Vielen dank im Vorraus


----------



## Taxidermist (6. Mai 2020)

Das Gewässer ist schwierig, weil häufig eiskaltes Tiefenwasser aus der nahen Rurtalsperre den Stau füllt und das haut den Fischen, auch den Salmoniden, auf den Magen.
Nimm dir mal ein Thermometer mit zum Angeln, oder schau wie viel Wasser da regelmäßig runter kommt und ob es eventuell Tage gibt, wo nichts/wenig abgelassen wird?
Pegelstände findest du hier, so läuft es beispielsweise gerade aus dem Staubecken Heimbach mit 4,48 m3/s (kaltes Wasser!).


			https://wver.de/pegelstaende/
		


Jürgen


----------



## ragbar (6. Mai 2020)

Gerade morgens bis mittags ist das Wasser besonders kalt,ich würde mal von Nachmittags bis zum Abend angreifen und auch mal ne Naßfliege (zb. Modelle Alexandra,Butcher oder Goldkopfnymphe Gr10-14) am langen Vorfach hinter Spiro/Wasserkugel probieren.


----------



## Tobi1994 (7. Mai 2020)

Vielen Dank  
Werde ich mal ausprobieren. 

Habt ihr auch ne stelle da die ihr bevorzugt falls es wer verraten würde


----------



## ragbar (8. Mai 2020)

du wirst auch in I-Net -Zeiten nicht ums selbstsuchen-und probieren herumkommen,mein Lieber. Tip: Sonneneinstrahlung suchen und dazu feines, langes Vorfach.


----------



## Bilch (8. Mai 2020)

Diesen See kenne ich nicht, habe aber selbst einige Erfahrungen was Stauseen betrifft. Auf Google Maps konnte ich einige Stellen finden, wo ich mein Glück versuchen würde
- die Bacheinflüsse - zwei auf der rechten Uferseite vor dem Damm und eine auf der linken etwas weiter oben
- die Brücke
- die zwei Halbinseln, besonders die erste nach der Brücke. Ich würde die Halbinsel entlang angeln, vor allem in dem Hauptbett.
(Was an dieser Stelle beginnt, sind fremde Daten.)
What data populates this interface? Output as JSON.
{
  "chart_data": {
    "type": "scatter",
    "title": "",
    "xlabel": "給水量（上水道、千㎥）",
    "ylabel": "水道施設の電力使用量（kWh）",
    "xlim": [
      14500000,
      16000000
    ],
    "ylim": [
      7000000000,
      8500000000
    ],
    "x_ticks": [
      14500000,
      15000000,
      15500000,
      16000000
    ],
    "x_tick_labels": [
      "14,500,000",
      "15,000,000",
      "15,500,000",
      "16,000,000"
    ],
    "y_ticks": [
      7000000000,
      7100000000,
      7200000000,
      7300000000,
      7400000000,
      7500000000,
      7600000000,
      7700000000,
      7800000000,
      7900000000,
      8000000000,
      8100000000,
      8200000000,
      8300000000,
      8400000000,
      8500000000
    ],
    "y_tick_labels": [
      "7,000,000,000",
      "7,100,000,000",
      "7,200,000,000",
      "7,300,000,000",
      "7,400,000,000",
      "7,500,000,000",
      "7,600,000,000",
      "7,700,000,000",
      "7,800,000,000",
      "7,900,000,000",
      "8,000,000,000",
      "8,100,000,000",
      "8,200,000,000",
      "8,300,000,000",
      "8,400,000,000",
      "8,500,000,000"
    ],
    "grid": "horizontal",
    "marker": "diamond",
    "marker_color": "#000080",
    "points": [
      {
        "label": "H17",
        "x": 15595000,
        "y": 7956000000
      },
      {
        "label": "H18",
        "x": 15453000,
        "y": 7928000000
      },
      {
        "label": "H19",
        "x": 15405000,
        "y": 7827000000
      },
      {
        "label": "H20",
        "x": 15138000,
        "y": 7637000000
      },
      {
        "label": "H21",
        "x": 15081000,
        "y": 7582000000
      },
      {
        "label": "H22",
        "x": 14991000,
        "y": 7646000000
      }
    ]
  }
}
In einem Stausee hat man immer mehrere Kanten, die erste bzw. die Stromkankne, wo das alte Flussbett war und dann mindestens noch eine oder sogar mehrere. Auch Forellen mögen es bei den Kanten zu stehen. Um festzustellen wo die Kanten sind nimmt man am besten einen Gummifisch, so bemerkt man schnell wann die Absinkphase auf einmal deutlich kürzer ist

Und noch etwas, abends und morgens (in der Dämmerung) sind die Fische meistens sehr ufernah auf dem Beutezug.


----------